FORMUSDC Market Overview

Generado por agente de IAAinvest Crypto Technical Radar
sábado, 11 de octubre de 2025, 7:22 pm ET2 min de lectura
USDC--

• Four/USDC plummeted from $1.16 to $0.46 amid extreme volatility, with a 24-hour low of $0.078.
• Momentum collapsed as RSI and MACD turned sharply negative, signaling oversold conditions.
• Volume spiked dramatically during the drop, with a notable divergence between price and turnover in the final 15 minutes.
• Bollinger Bands widened significantly during the selloff, indicating a possible exhaustion of downward momentum.
• Fibonacci levels at 61.8% may offer short-term support near $0.75, though bearish control is evident.

Four/USDC opened at $1.1568 (12:00 ET − 1) and closed at $0.755 at 12:00 ET, with a high of $1.1616 and a low of $0.0784 over the 24-hour period. The pair experienced a dramatic selloff, dropping over 60% as bearish momentum intensified. Total volume reached 4.83 million, with notional turnover surging to over $3.4 million, reflecting extreme market participation and panic selling.

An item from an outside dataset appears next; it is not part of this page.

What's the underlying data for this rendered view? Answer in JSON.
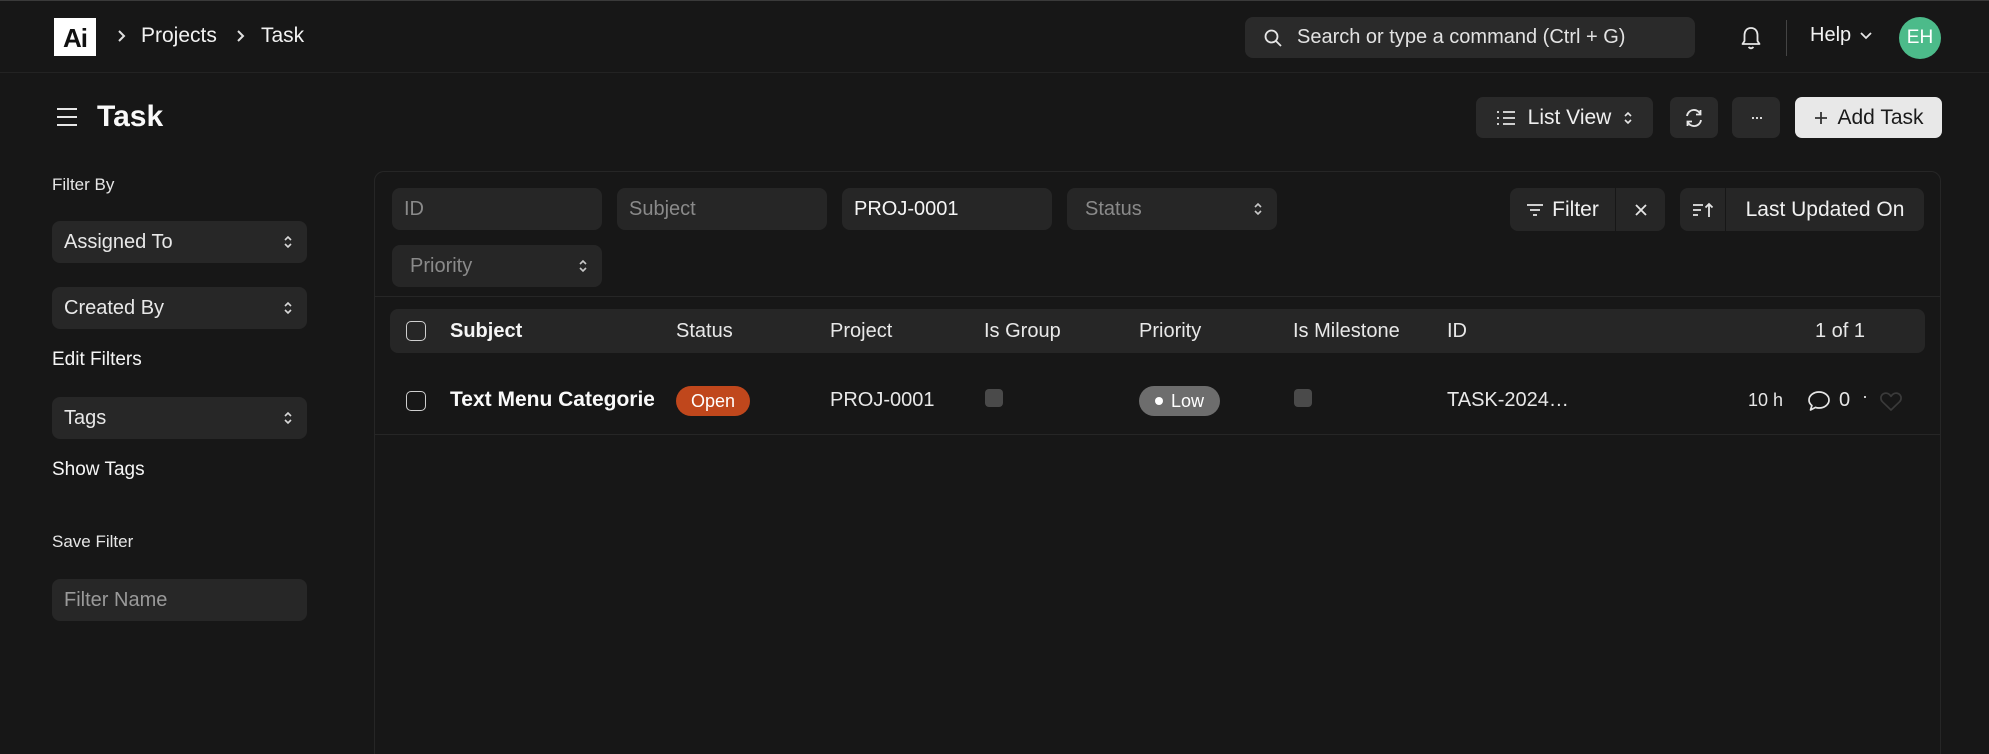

The chart structure suggests a breakdown from a bullish pattern into a deep bearish trend. A key support level appears to have formed around $0.75, coinciding with the 61.8% Fibonacci retracement from the high. However, the price has yet to stabilize above this level, and the formation of long lower shadows and engulfing patterns suggests that sellers may still dominate. The 20-period and 50-period moving averages on the 15-minute chart have shifted decisively lower, reinforcing bearish bias.

MACD turned sharply negative with a strong bearish crossover, and RSI has entered the 20–30 range, indicating potential oversold conditions. However, the depth and duration of the selloff suggest that further support testing may be required before a reversal occurs. Bollinger Bands have widened significantly in response to the volatility, and the price has closed near the lower band, indicating possible exhaustion of the downtrend. A short-term bounce could occur if buyers emerge near the 38.2% retracement at $0.87, though this remains speculative.

The volume profile tells a mixed story. While the initial drop saw a massive increase in trading volume (notably at $0.9264), the final leg of the selloff saw a sharp drop in volume, suggesting a lack of conviction among sellers. Turnover also peaked early in the downturn and has since declined. This divergence between volume and price could indicate that the selloff is exhausting, especially if the price consolidates near current levels. However, until volume picks up on a rebound, bearish bias remains strong.

Backtest Hypothesis
The proposed backtest strategy focuses on identifying divergences between price and RSI during sharp selloffs. A long entry is triggered when RSI < 30 while price closes above the 20-period moving average. Stop-loss is placed at the 15-minute low of the current downtrend, and take-profit targets the 38.2% and 61.8% Fibonacci levels. Given today’s sharp decline and RSI hitting oversold levels, a buy trigger may be justified if the pair closes above $0.755 tomorrow. However, the lack of follow-through volume raises concerns about the sustainability of a rebound.